Caso você seja algum tipo de gringo maluco que achou este site e jogou no Google Translate (Oi Poly!), deixa eu explicar: “cerol” é um produto caseiro aplicado na linha da sua pipa. A finalidade disto é cortar a pipa dos outros, porque afinal de contas qual a graça de empinar uma pipa sem ter a opção de sacanear alguém?
Cerol é fabricado da seguinte forma:  primeiro você rouba copos da cozinha. Depois, arruma um pote de cola. Tritura-se o vidro até que esteja praticamente inalável (nossa senhora imagina aí o horror que deve ser cheirar uma carreira de vidro em pó), aí mistura com a cola e aí está. Basta aplicar a parada na linha da pipa, esperar secar, e pronto. Você tem uma lâmina virtualmente invisível à distância e enrolável.
Não bastassem os dedos cortados no processo de moer o vidro e aplica-lo à linha, o real terror era o risco que o cerol trazia a ciclistas ou motoqueiros. Lembra que eu falei que a linha é virtualmente invisível? E que após a aplicação do cerol, é preciso coloca-la pra secar?
Não sei se os moleques eram incrivelmente retardados ou psicopatas em treinamento, mas o método que muitos elegiam pra secagem da linha era amarrando em postes, na altura do pescoço, e às vezes conectando postes em lados opostos da rua.
Ou seja: volta e meia alguém morria DEGOLADO porque não viu a linha cortante no meio da rua.
A corrida armamentista iniciada pelo uso do cerol fez com que alguns moleques mais engenhosos passassem a usar fios de cobre pras suas pipas, que não podiam ser cortados pelo cerol — mas que eram perfeitamente condutores, e ceifaram algumas vidas quando os fios tocavam nas linhas elétricas em postes.

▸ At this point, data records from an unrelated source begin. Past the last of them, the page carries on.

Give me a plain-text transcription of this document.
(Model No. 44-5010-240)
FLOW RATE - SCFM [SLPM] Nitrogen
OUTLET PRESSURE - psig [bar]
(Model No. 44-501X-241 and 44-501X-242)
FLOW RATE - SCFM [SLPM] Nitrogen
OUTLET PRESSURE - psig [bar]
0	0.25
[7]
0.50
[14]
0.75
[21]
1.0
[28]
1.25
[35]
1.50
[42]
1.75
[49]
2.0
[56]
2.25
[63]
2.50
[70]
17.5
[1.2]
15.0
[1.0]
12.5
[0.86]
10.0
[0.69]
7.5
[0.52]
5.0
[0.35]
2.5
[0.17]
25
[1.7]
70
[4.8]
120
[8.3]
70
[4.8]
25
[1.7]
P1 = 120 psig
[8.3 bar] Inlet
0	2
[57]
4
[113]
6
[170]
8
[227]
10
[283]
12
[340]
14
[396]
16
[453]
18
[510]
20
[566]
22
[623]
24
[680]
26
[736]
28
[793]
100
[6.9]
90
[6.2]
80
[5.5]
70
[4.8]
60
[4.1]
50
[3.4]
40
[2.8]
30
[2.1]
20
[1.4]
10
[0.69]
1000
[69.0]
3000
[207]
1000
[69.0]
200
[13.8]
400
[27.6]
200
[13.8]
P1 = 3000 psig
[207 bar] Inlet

Ahh, cê tá me achando muito sensível e bichinha, né? “Aff que baitolagem Kid, todo mundo brincava com cerol, não era esse horror todo“. Sugiro que você não procure “cerol” no Google imagens então. A parada causava estragos tão absurdos que é difícil crer que era produzido por um bando de moleque de 11 anos com um tubo de cola Polar e um copo velho.
Nossa geração desafiou Darwin, meus amigos.